The event — a forum where Harvard affiliates and Cambridge residents could donate and exchange used books, office supplies, clothes, and toys — was the first of two this semester. Items also came from donation boxes around campus, including student dormitories and office spaces.
“Freecycling is where you bring something you can’t use — but you think someone else might — and take anything you can use,” Jerusha T. Achterberg, a volunteer and instructor at the Harvard Extension School, said.
Students said the event was a helpful way to stay mindful of their recycling habits.
Karen Yang ’27 said she thinks it is “so easy to be really wasteful.”
“I think small initiatives like this where you are repurposing things that you don’t necessarily need, but don’t feel good about throwing away, I think it’s a really good thing,” Yang said.
Nancy Bjornson, a Cambridge resident and a volunteer at the event, said she enjoys “matching things with people.”
“I’ll bring this because someone else might be able to use it,” she said.
Both organizers and attendees said they wanted to see more events like Tuesday’s ‘Freecycle’ in the future.
Dailey E. Brannin, an event organizer and a recycling supervisor at Harvard Recycling and Waste Services, said she would like to see monthly ‘Freecycle’ events.
“I think it’s great when other offices and schools start doing their own as well, because it’s not just on our group to do it,” Brannin said. “And those have definitely been growing the past couple years, without much effort on our part, just more people hearing about them.”
Attendee Carmen J. Reid said she wants to have similar events “more often and in more locations.”
“Since I’m at the Harvard Kennedy School and I spend most of my day in that building, it’d be great if we had something similar,” Reid added.
“I just want to see more of them,” attendee Megan LaFoschia said. “As long as people have access to it then more stuff will stay out of landfills.”
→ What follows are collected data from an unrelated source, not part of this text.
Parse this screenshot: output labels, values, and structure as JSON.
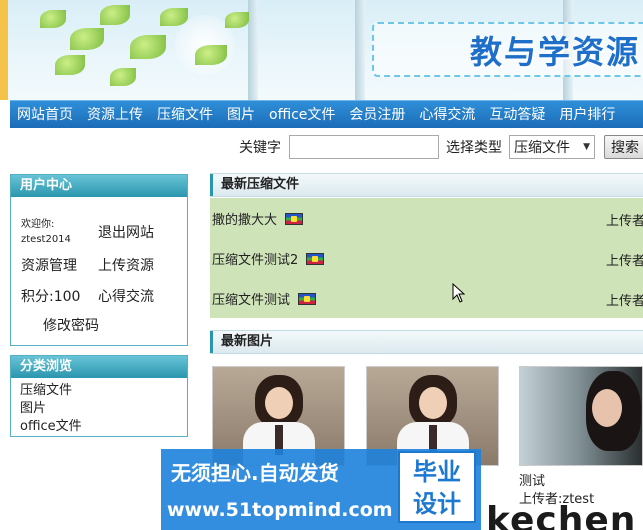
{
  "banner": {
    "title": "教与学资源"
  },
  "nav": {
    "items": [
      "网站首页",
      "资源上传",
      "压缩文件",
      "图片",
      "office文件",
      "会员注册",
      "心得交流",
      "互动答疑",
      "用户排行"
    ]
  },
  "search": {
    "keyword_label": "关键字",
    "keyword_value": "",
    "type_label": "选择类型",
    "type_selected": "压缩文件",
    "search_button": "搜索"
  },
  "user_center": {
    "title": "用户中心",
    "welcome": "欢迎你:",
    "username": "ztest2014",
    "logout": "退出网站",
    "manage": "资源管理",
    "upload": "上传资源",
    "points": "积分:100",
    "exchange": "心得交流",
    "change_password": "修改密码"
  },
  "categories": {
    "title": "分类浏览",
    "items": [
      "压缩文件",
      "图片",
      "office文件"
    ]
  },
  "latest_zip": {
    "title": "最新压缩文件",
    "items": [
      {
        "name": "撒的撒大大",
        "uploader": "上传者"
      },
      {
        "name": "压缩文件测试2",
        "uploader": "上传者"
      },
      {
        "name": "压缩文件测试",
        "uploader": "上传者"
      }
    ]
  },
  "latest_images": {
    "title": "最新图片",
    "third_caption": "测试",
    "third_uploader": "上传者:ztest"
  },
  "watermark": {
    "line1": "无须担心.自动发货",
    "line2": "www.51topmind.com",
    "box_line1": "毕业",
    "box_line2": "设计",
    "side_text": "kechen"
  },
  "colors": {
    "nav": "#1c6cb8",
    "panel_header": "#2a96ae",
    "zip_bg": "#cfe3b9",
    "watermark": "#1e82dc"
  }
}
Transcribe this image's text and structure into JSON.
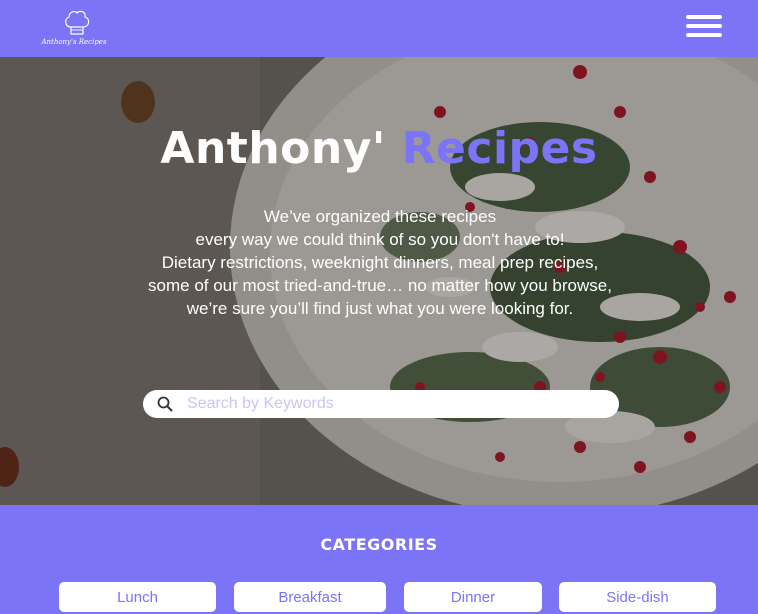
{
  "header": {
    "logo_text": "Anthony's Recipes",
    "menu_icon": "hamburger-menu-icon"
  },
  "hero": {
    "title_main": "Anthony' ",
    "title_accent": "Recipes",
    "description": [
      "We’ve organized these recipes",
      "every way we could think of so you don't have to!",
      "Dietary restrictions, weeknight dinners, meal prep recipes,",
      "some of our most tried-and-true… no matter how you browse,",
      "we’re sure you’ll find just what you were looking for."
    ]
  },
  "search": {
    "placeholder": "Search by Keywords",
    "value": "",
    "icon": "search-icon"
  },
  "categories": {
    "title": "CATEGORIES",
    "items": [
      "Lunch",
      "Breakfast",
      "Dinner",
      "Side-dish"
    ]
  },
  "colors": {
    "brand": "#7b74f6",
    "white": "#ffffff"
  }
}
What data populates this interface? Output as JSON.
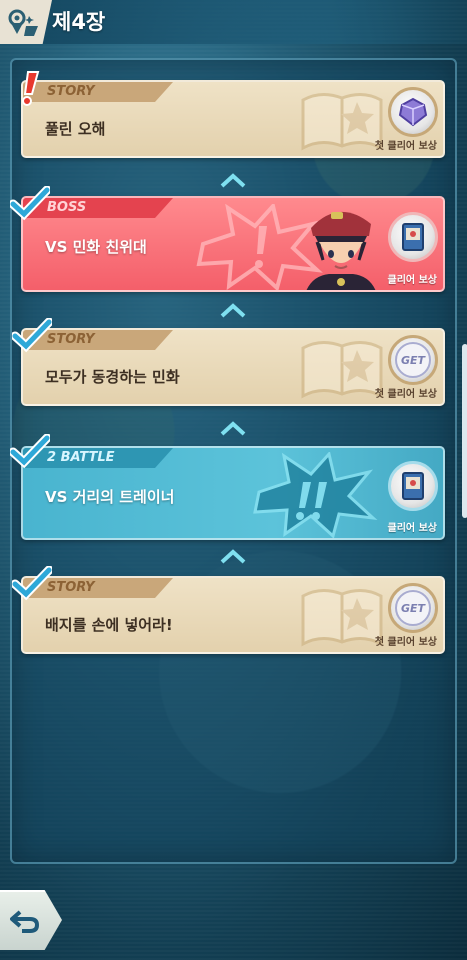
{
  "header": {
    "chapter_title": "제4장",
    "icon": "map-pin-icon"
  },
  "stages": [
    {
      "type_label": "STORY",
      "name": "풀린 오해",
      "status": "new",
      "status_icon": "exclamation-icon",
      "reward_label": "첫 클리어 보상",
      "reward_icon": "crystal-icon"
    },
    {
      "type_label": "BOSS",
      "name": "VS 민화 친위대",
      "status": "cleared",
      "status_icon": "check-icon",
      "reward_label": "클리어 보상",
      "reward_icon": "card-item-icon"
    },
    {
      "type_label": "STORY",
      "name": "모두가 동경하는 민화",
      "status": "cleared",
      "status_icon": "check-icon",
      "reward_label": "첫 클리어 보상",
      "reward_badge": "GET"
    },
    {
      "type_label": "2 BATTLE",
      "name": "VS 거리의 트레이너",
      "status": "cleared",
      "status_icon": "check-icon",
      "reward_label": "클리어 보상",
      "reward_icon": "card-item-icon"
    },
    {
      "type_label": "STORY",
      "name": "배지를 손에 넣어라!",
      "status": "cleared",
      "status_icon": "check-icon",
      "reward_label": "첫 클리어 보상",
      "reward_badge": "GET"
    }
  ],
  "back_button_icon": "back-arrow-icon",
  "colors": {
    "story": "#e3d1ad",
    "boss": "#f45f6a",
    "battle": "#49b4cf",
    "check": "#2ea8d8"
  }
}
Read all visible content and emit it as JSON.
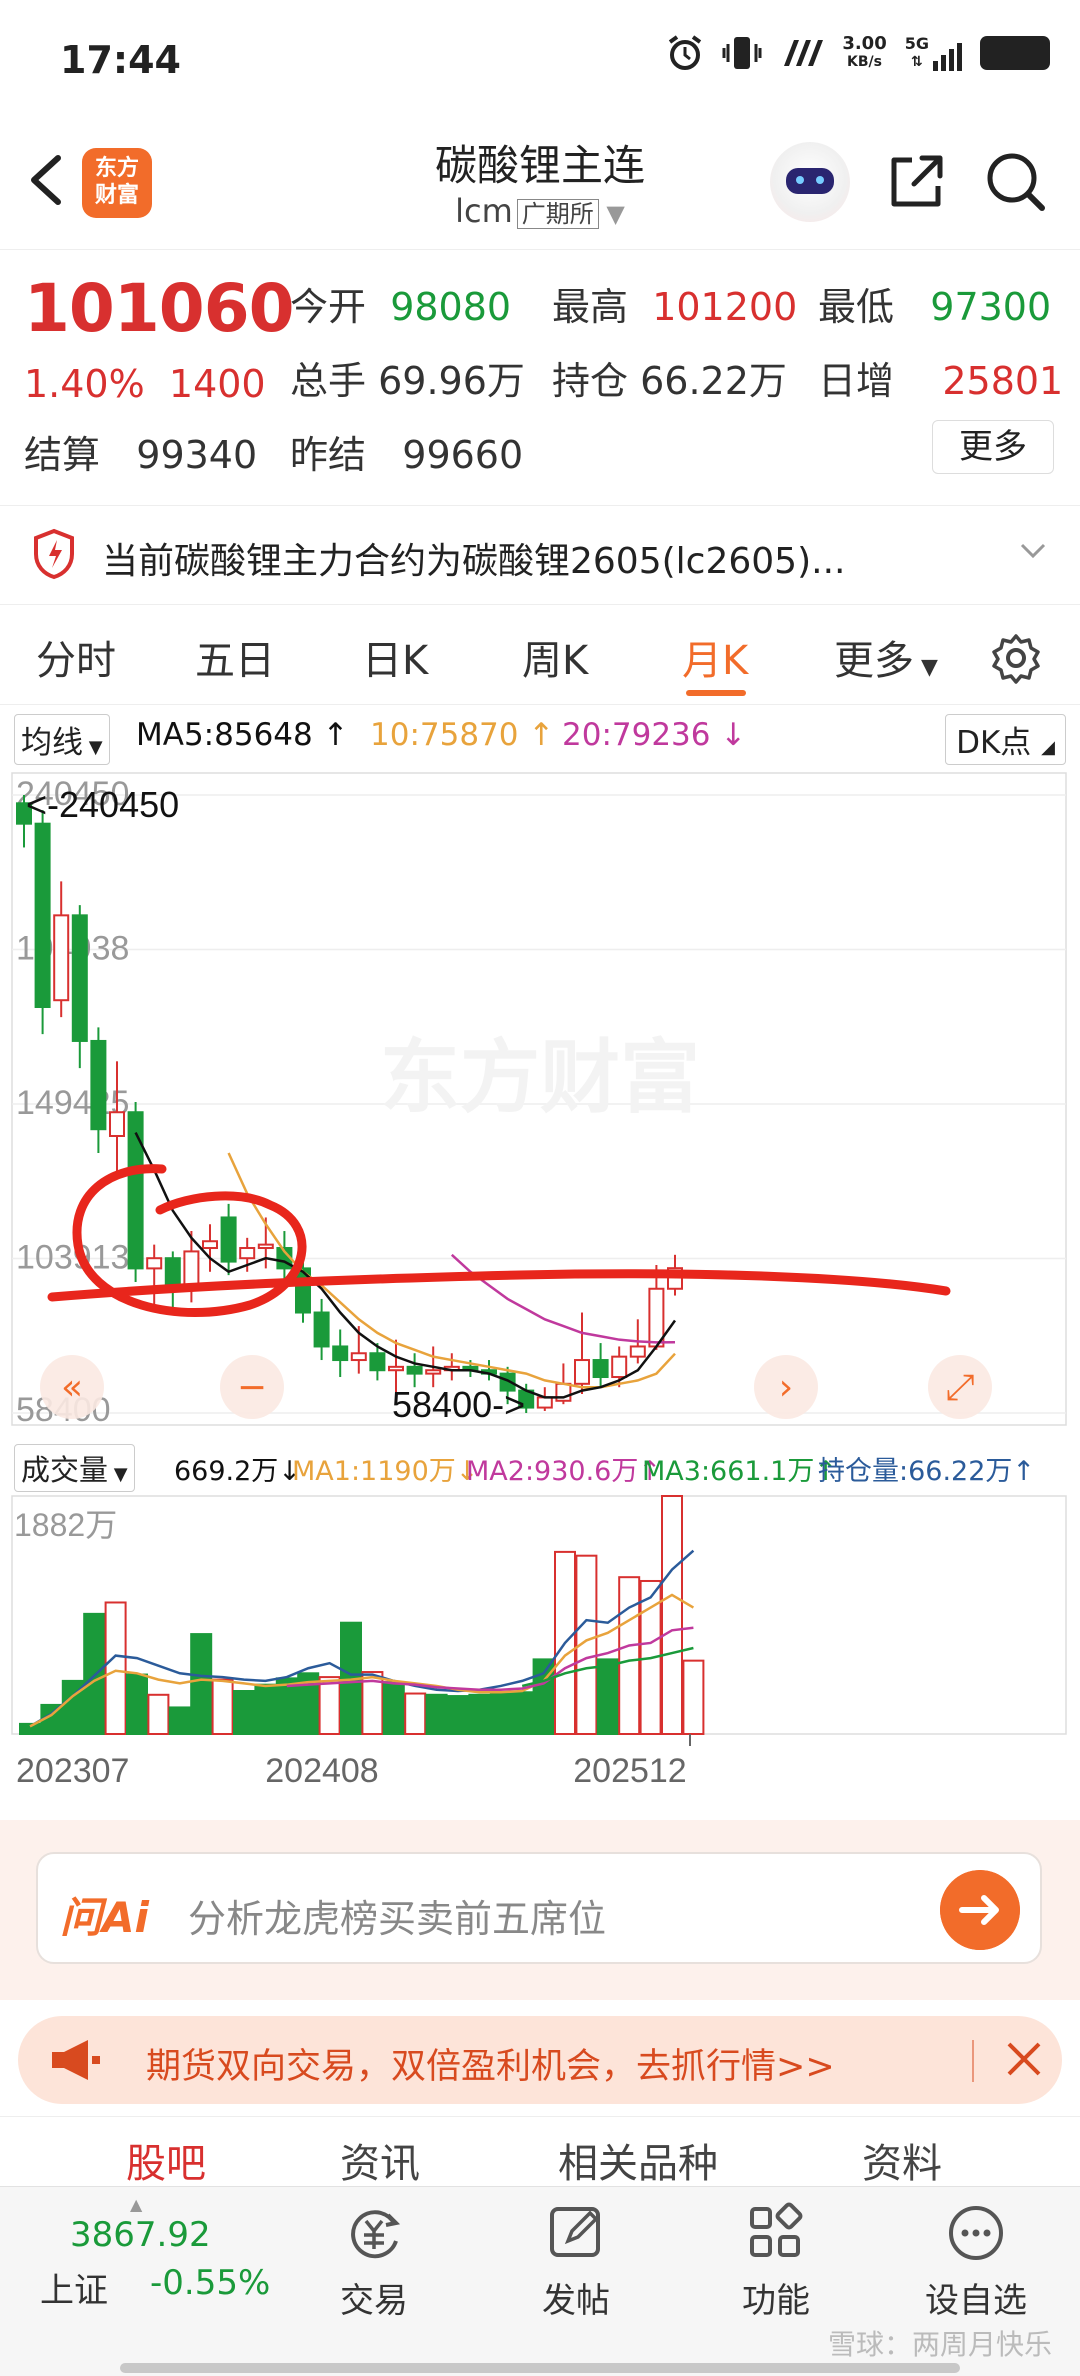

Goods that were left over after the event were donated to Harvard’s Recycling and Surplus Center in Allston, where a similar event is held every Thursday from 10 a.m. to 1 p.m. The second ‘Freecycle’ event of the semester is scheduled for Dec. 3.
Because the donations included long-term lost and found items, for some attendees, the event was more than just a chance to exchange used items.
“We had one woman,” Achterberg said. “Found her own pair of glasses that she had lost in the library the previous year.”